In fact, after passing away from heart complications in March, the United States Navy Memorial announced he would posthumously be awarded the Lone Sailor Award. This distinctive decoration is awarded to sea service veterans who have excelled with distinction in their respective careers during or after their service.
Withers was one of six children growing up in Slab Fork, West Virginia. He enlisted in the Navy at age 17 as a way out of his small town. He served from 1956-1965, primarily as an aircraft mechanic.
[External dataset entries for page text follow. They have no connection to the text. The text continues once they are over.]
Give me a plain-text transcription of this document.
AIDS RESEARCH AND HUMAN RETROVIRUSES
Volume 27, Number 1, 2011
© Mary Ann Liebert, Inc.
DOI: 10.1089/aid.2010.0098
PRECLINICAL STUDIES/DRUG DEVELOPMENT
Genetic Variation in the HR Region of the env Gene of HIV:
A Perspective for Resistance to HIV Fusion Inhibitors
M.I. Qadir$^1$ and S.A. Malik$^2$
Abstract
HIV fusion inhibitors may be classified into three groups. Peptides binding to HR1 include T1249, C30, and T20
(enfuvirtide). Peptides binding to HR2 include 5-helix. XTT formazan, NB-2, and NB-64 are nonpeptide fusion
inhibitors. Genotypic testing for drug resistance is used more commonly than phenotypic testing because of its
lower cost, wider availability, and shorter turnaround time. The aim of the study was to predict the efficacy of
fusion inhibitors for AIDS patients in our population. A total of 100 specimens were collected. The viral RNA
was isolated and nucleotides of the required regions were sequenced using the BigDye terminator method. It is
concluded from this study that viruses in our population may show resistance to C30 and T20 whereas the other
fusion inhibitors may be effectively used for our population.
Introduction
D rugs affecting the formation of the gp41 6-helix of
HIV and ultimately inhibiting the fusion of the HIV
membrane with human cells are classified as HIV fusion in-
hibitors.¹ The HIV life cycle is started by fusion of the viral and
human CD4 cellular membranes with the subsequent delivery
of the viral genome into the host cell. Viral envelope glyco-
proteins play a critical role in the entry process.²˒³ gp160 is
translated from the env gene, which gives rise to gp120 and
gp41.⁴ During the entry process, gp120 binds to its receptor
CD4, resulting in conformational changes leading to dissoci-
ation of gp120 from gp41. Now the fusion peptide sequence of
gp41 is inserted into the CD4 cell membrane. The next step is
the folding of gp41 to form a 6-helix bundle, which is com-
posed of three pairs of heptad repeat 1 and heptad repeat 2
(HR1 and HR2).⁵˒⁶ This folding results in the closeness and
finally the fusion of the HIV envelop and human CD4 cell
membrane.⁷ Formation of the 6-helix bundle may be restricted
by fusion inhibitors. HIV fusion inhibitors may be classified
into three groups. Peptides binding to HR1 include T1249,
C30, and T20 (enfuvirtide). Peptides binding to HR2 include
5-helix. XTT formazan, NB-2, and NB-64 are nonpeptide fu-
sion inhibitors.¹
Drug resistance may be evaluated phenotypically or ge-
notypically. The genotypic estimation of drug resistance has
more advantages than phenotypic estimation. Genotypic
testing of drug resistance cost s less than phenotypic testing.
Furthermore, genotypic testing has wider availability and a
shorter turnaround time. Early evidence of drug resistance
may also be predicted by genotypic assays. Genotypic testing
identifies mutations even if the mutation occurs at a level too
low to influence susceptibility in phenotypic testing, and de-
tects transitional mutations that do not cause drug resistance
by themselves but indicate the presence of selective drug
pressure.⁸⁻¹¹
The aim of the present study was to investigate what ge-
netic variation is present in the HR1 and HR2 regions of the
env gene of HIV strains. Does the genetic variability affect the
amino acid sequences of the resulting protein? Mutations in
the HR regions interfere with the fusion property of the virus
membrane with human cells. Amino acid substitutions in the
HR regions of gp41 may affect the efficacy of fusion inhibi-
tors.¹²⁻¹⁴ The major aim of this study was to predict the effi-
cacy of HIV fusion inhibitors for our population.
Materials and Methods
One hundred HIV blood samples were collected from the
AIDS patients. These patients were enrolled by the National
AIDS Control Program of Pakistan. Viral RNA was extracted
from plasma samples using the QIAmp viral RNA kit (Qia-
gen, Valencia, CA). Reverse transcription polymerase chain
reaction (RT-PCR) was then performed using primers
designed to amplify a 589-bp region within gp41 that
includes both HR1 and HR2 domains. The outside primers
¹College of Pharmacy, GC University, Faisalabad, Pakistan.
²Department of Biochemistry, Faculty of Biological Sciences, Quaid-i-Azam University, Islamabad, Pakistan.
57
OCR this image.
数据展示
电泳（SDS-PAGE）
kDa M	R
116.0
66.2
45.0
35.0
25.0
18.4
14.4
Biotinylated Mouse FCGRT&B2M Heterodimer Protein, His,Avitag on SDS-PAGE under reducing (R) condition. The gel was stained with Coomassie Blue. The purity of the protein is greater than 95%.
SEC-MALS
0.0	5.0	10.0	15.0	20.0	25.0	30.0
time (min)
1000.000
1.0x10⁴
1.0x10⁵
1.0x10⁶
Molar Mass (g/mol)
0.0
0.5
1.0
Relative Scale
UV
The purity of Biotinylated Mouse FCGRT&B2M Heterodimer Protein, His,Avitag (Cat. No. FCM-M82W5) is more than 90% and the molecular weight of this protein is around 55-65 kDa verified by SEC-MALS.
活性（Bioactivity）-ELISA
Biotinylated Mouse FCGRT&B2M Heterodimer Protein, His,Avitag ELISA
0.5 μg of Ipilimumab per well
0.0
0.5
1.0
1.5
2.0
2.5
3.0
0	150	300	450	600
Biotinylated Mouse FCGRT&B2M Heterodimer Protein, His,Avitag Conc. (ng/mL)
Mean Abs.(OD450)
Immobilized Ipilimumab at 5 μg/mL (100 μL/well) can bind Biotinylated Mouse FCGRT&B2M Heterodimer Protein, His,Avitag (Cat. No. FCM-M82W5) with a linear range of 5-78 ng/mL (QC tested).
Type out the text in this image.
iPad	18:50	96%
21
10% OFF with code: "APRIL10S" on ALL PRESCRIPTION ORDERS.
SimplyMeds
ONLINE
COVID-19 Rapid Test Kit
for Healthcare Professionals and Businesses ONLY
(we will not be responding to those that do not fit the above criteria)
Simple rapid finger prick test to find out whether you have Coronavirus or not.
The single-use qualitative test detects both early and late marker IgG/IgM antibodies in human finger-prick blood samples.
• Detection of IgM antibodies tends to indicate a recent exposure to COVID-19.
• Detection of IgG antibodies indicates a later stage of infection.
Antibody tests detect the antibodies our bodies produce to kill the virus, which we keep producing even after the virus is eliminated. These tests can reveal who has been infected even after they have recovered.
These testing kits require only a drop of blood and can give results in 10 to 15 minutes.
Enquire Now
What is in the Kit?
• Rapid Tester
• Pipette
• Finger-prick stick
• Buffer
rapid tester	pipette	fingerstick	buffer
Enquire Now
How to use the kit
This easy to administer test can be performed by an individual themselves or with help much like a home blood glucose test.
Bill Withers in a 1971 ad promoting his album, Just as I am
He told Rolling Stone, “My first goal was, I didn’t want to be a cook or a steward…so I went to aircraft-mechanic school. I still had to prove to people that thought that I was genetically inferior and wasn’t too stupid to drain the oil out of an airplane,” commenting on being a black soldier when the armed forces had been desegregated only eight years prior to his enlistment.
He famously and courageously overcame a childhood stutter while serving in the Navy, said the U.S. Navy Memorial in Washington, D.C., in a statement "There are stories about Withers going on liberty with his fellow sailors as he developed his musical talent and became interested in singing and writing songs."
Two years after he was discharged, he moved to Los Angeles to pursue his music career. He initially supported himself by working at an aircraft parts factory until he signed his first record deal with Sussex Records. His first album “Just As I Am” included the song “Ain’t No Sunshine,” which, in 1972, won him the first of three Grammy Awards.
However, his success brought legal trouble with his label.
“They weren’t paying me,” he told Rolling Stone. “They looked at me and said, ‘So, I owe you some money, so what?’ I was socialized in the military. When some guy is smushing my face down, it doesn’t go down well. Since I was self-contained and had no manager, my solution was to erase the album. I don’t even know which one it was, but it’s gone. In hindsight, I have some regret and could probably have handled that differently.”
When Sussex Records folded in 1975, he signed with Columbia Records, but lost some of the control over his own music. There were tensions between him and the executives including some racially driven issues. Even still, he went on to win two additional Grammy Awards (for “Just the Two of Us” and “Lean on Me”) and was nominated for six more. He was inducted into the Songwriters Hall of Fame in 2005 and the Rock and Roll Hall of Fame in 2015. Though he chose to stop making music around 1985, his lyrics remain popular to this day.
One of his lesser-known tracks was “I Can’t Write Left-Handed,” which was written from the perspective of a wounded warrior. It was one of the first songs to address the PTSD that many Vietnam Veterans had experienced following the war. Instead of making any political statement, the song gave voice to a soldier who had lost his right arm.
“Bill Withers exemplifies the men and women of our sea services who develop their character and talents while serving in the military and go on to live lives of consequence,” said Rear Admiral Frank Thorp, President and CEO of the Navy Memorial. “Bill Withers has literally touched every American’s life over the last fifty years and, through his music and his example, has made our world a better place.”